Jamie Oliver's schools project joins forces with early years food award

Two leading food education programmes, Jamie Oliver’s Kitchen Garden Project, and the Soil Association’s Food for Life, have formed a new partnership giving nurseries and schools access to both for a single membership subscription.

Both programmes provide resources and practical guidance to schools and nurseries, helping incorporate food education into daily life for children.

The partnership means that the Kitchen Garden Project resources, which provide Jamie Oliver recipes, alongside lesson plans and curriculum-linked activities for primary schools, will be available through the Food for Life Schools and Early Years awards programme.

For the 1,500 schools and nurseries currently engaged in the programme, access to these additional digital resources will provide more options to support learning about nutrition and also guidance for practical activities, including cooking healthy meals and growing healthy food.

Schools and nurseries will also have the opportunity to take their activities to the next level by progressing through the Food for Life awards programme.

The Food for Life Early Years programme was launched this summer. Awarded settings, of which there are ten nurseries and children's centres, must provide freshly prepared, nutritious and well-sourced lunches for children and also encourage good social skills at meal times.

The nurseries also offer practical cooking and growing education for both children and parents, increasing knowledge of where food comes from and how to keep themselves healthy.

The evidenced-based programme was initially developed in 2007 with funding from The Big Lottery and has since worked with more than 5,000 schools. It is now commissioned by local authorities in England to support health and wellbeing priorities.

Independent evaluation of the awards programme’s ‘whole setting approach’ has shown its potential to have a positive impact on children’s diets.

Schools and nurseries are able to subscribe to support packages, which include access to online resources, support from a specialist team, their own personalised school ‘portal’ and a step-by-step online application system.

The award has also been cited in guidance for Ofsted inspectors produced by the School Food Plan, as a means of evidencing that settings are helping children to learn how to keep themselves healthy.

The relationship between the two organisations goes back more than ten years to 2005, when former school cook and Food for Life’s founder, Jeanette Orrey, inspired Jamie Oliver’s famous campaign to improve school dinners nationally.

His involvement in school food and his belief in the importance learning to cook and live healthily, led to the creation of the Kitchen Garden Project in November 2014.
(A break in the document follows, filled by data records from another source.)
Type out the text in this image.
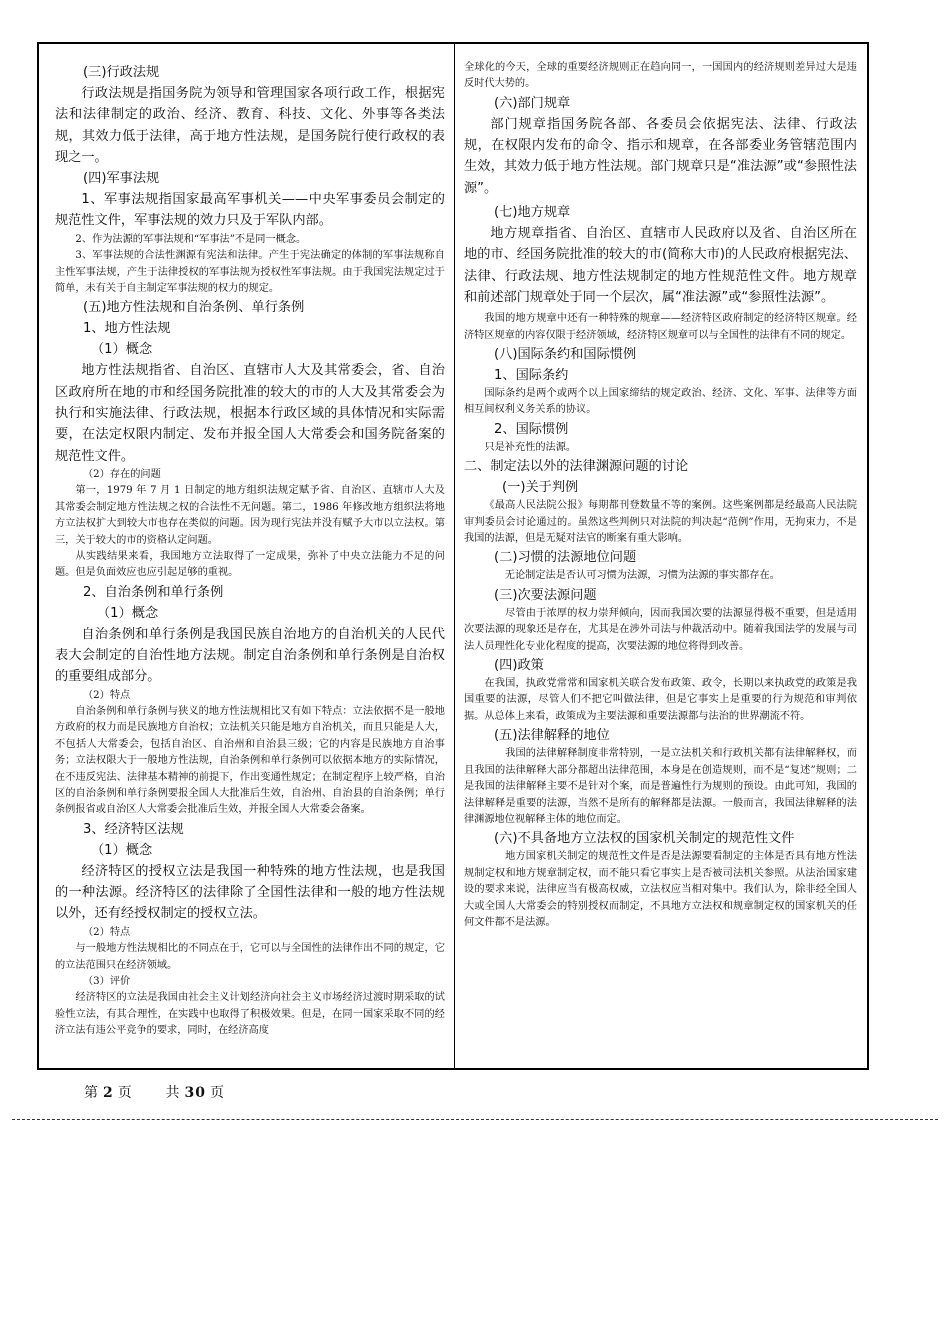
(三)行政法规

行政法规是指国务院为领导和管理国家各项行政工作，根据宪法和法律制定的政治、经济、教育、科技、文化、外事等各类法规，其效力低于法律，高于地方性法规，是国务院行使行政权的表现之一。

(四)军事法规

1、军事法规指国家最高军事机关——中央军事委员会制定的规范性文件，军事法规的效力只及于军队内部。

2、作为法源的军事法规和“军事法”不是同一概念。

3、军事法规的合法性渊源有宪法和法律。产生于宪法确定的体制的军事法规称自主性军事法规，产生于法律授权的军事法规为授权性军事法规。由于我国宪法规定过于简单，未有关于自主制定军事法规的权力的规定。

(五)地方性法规和自治条例、单行条例

1、地方性法规

（1）概念

地方性法规指省、自治区、直辖市人大及其常委会，省、自治区政府所在地的市和经国务院批准的较大的市的人大及其常委会为执行和实施法律、行政法规，根据本行政区域的具体情况和实际需要，在法定权限内制定、发布并报全国人大常委会和国务院备案的规范性文件。

（2）存在的问题

第一，1979 年 7 月 1 日制定的地方组织法规定赋予省、自治区、直辖市人大及其常委会制定地方性法规之权的合法性不无问题。第二，1986 年修改地方组织法将地方立法权扩大到较大市也存在类似的问题。因为现行宪法并没有赋予大市以立法权。第三，关于较大的市的资格认定问题。

从实践结果来看，我国地方立法取得了一定成果，弥补了中央立法能力不足的问题。但是负面效应也应引起足够的重视。

2、自治条例和单行条例

（1）概念

自治条例和单行条例是我国民族自治地方的自治机关的人民代表大会制定的自治性地方法规。制定自治条例和单行条例是自治权的重要组成部分。

（2）特点

自治条例和单行条例与狭义的地方性法规相比又有如下特点：立法依据不是一般地方政府的权力而是民族地方自治权；立法机关只能是地方自治机关，而且只能是人大，不包括人大常委会，包括自治区、自治州和自治县三级；它的内容是民族地方自治事务；立法权限大于一般地方性法规，自治条例和单行条例可以依据本地方的实际情况，在不违反宪法、法律基本精神的前提下，作出变通性规定；在制定程序上较严格，自治区的自治条例和单行条例要报全国人大批准后生效，自治州、自治县的自治条例；单行条例报省或自治区人大常委会批准后生效，并报全国人大常委会备案。

3、经济特区法规

（1）概念

经济特区的授权立法是我国一种特殊的地方性法规，也是我国的一种法源。经济特区的法律除了全国性法律和一般的地方性法规以外，还有经授权制定的授权立法。

（2）特点

与一般地方性法规相比的不同点在于，它可以与全国性的法律作出不同的规定，它的立法范围只在经济领域。

（3）评价

经济特区的立法是我国由社会主义计划经济向社会主义市场经济过渡时期采取的试验性立法，有其合理性，在实践中也取得了积极效果。但是，在同一国家采取不同的经济立法有违公平竞争的要求，同时，在经济高度

全球化的今天，全球的重要经济规则正在趋向同一，一国国内的经济规则差异过大是违反时代大势的。

(六)部门规章

部门规章指国务院各部、各委员会依据宪法、法律、行政法规，在权限内发布的命令、指示和规章，在各部委业务管辖范围内生效，其效力低于地方性法规。部门规章只是“准法源”或“参照性法源”。

(七)地方规章

地方规章指省、自治区、直辖市人民政府以及省、自治区所在地的市、经国务院批准的较大的市(简称大市)的人民政府根据宪法、法律、行政法规、地方性法规制定的地方性规范性文件。地方规章和前述部门规章处于同一个层次，属“准法源”或“参照性法源”。

我国的地方规章中还有一种特殊的规章——经济特区政府制定的经济特区规章。经济特区规章的内容仅限于经济领域，经济特区规章可以与全国性的法律有不同的规定。

(八)国际条约和国际惯例

1、国际条约

国际条约是两个或两个以上国家缔结的规定政治、经济、文化、军事、法律等方面相互间权利义务关系的协议。

2、国际惯例

只是补充性的法源。

二、制定法以外的法律渊源问题的讨论

(一)关于判例

《最高人民法院公报》每期都刊登数量不等的案例。这些案例都是经最高人民法院审判委员会讨论通过的。虽然这些判例只对法院的判决起“范例”作用，无拘束力，不是我国的法源，但是无疑对法官的断案有重大影响。

(二)习惯的法源地位问题

　　无论制定法是否认可习惯为法源，习惯为法源的事实都存在。

(三)次要法源问题

　　尽管由于浓厚的权力崇拜倾向，因而我国次要的法源显得极不重要，但是适用次要法源的现象还是存在，尤其是在涉外司法与仲裁活动中。随着我国法学的发展与司法人员理性化专业化程度的提高，次要法源的地位将得到改善。

(四)政策

在我国，执政党常常和国家机关联合发布政策、政令，长期以来执政党的政策是我国重要的法源，尽管人们不把它叫做法律，但是它事实上是重要的行为规范和审判依据。从总体上来看，政策成为主要法源和重要法源都与法治的世界潮流不符。

(五)法律解释的地位

　　我国的法律解释制度非常特别，一是立法机关和行政机关都有法律解释权，而且我国的法律解释大部分都超出法律范围，本身是在创造规则，而不是“复述”规则；二是我国的法律解释主要不是针对个案，而是普遍性行为规则的预设。由此可知，我国的法律解释是重要的法源，当然不是所有的解释都是法源。一般而言，我国法律解释的法律渊源地位视解释主体的地位而定。

(六)不具备地方立法权的国家机关制定的规范性文件

　　地方国家机关制定的规范性文件是否是法源要看制定的主体是否具有地方性法规制定权和地方规章制定权，而不能只看它事实上是否被司法机关参照。从法治国家建设的要求来说，法律应当有极高权威，立法权应当相对集中。我们认为，除非经全国人大或全国人大常委会的特别授权而制定，不具地方立法权和规章制定权的国家机关的任何文件都不是法源。

第 2 页 共 30 页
The project which currently has nearly 600 member schools, aims to integrate growing and cooking into the school day. Resources include:

  • Recipes – with step-by-step photographic instructions
  • Curriculum-linked lesson plans and narratives
  • Curriculum-linked food growing activities
  • Nutrition summaries and linked lesson plans.
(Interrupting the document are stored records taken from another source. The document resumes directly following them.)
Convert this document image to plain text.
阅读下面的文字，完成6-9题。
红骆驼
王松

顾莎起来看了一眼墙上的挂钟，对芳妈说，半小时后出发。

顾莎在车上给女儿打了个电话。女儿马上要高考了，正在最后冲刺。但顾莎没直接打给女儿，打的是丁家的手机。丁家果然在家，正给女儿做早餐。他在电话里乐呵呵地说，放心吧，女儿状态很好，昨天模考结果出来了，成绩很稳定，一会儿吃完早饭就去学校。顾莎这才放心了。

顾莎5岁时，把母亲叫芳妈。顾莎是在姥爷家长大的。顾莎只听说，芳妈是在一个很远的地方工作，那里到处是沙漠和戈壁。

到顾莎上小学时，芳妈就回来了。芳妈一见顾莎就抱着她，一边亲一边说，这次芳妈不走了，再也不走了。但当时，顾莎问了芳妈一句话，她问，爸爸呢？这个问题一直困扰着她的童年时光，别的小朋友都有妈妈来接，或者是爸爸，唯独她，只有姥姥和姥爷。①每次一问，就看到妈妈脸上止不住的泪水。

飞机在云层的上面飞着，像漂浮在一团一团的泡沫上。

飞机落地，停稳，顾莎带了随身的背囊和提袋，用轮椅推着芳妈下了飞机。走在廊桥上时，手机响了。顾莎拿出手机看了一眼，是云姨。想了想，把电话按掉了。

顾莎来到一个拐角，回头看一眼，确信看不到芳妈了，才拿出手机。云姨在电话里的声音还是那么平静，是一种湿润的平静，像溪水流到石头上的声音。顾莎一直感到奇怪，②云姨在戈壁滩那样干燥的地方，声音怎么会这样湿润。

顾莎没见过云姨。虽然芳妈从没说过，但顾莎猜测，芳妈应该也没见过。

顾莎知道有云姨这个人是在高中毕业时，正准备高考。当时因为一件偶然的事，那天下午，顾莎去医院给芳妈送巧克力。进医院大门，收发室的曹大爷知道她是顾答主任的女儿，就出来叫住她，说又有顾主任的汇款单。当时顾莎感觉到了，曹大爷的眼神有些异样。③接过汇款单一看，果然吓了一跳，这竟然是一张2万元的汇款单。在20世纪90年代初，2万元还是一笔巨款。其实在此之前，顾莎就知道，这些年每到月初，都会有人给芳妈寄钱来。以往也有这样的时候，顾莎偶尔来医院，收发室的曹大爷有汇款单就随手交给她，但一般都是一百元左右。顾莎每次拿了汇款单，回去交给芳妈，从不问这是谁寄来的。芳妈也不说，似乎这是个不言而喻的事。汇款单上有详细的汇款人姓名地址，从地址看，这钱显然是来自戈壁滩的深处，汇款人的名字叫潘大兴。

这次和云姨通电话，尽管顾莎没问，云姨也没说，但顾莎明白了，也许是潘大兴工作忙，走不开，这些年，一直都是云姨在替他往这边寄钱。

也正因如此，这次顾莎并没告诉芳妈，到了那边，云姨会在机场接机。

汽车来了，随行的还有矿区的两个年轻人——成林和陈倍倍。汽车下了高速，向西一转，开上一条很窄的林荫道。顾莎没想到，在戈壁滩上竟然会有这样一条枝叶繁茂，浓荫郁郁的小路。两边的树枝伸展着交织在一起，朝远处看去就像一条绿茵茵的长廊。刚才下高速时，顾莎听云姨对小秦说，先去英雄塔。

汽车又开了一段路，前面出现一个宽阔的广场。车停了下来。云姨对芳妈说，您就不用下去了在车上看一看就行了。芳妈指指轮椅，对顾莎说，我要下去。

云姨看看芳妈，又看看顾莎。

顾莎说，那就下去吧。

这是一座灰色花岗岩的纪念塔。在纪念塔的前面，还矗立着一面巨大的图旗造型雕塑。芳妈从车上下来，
Jamie Oliver said, ‘I'm so excited that my Kitchen Garden Project is joining forces with Food for Life – it means we can give more children access to great food education at school.

'I first met Jeanette back in 2000 when she was catering manager in a Nottinghamshire primary school – the brilliant work she was doing in her school kitchen inspired me to tackle school dinners up and down the UK.

'So much has been achieved since then, but there's still more to do, so I'm thrilled that 16 years later, we'll now be helping even more kids to grow, dig up, cook and eat beautiful, healthy food in schools all over the country.’

Jeanette Orrey added, ‘I couldn’t be happier about the news. Schools have made some incredibly positive changes to their food and food education in the last ten years, but with children’s health never far from the headlines, there’s still so much more we need to do.

'Working together means that we can offer even more support to schools and nurseries and help them create good food cultures which we hope will benefit children for many years to come.’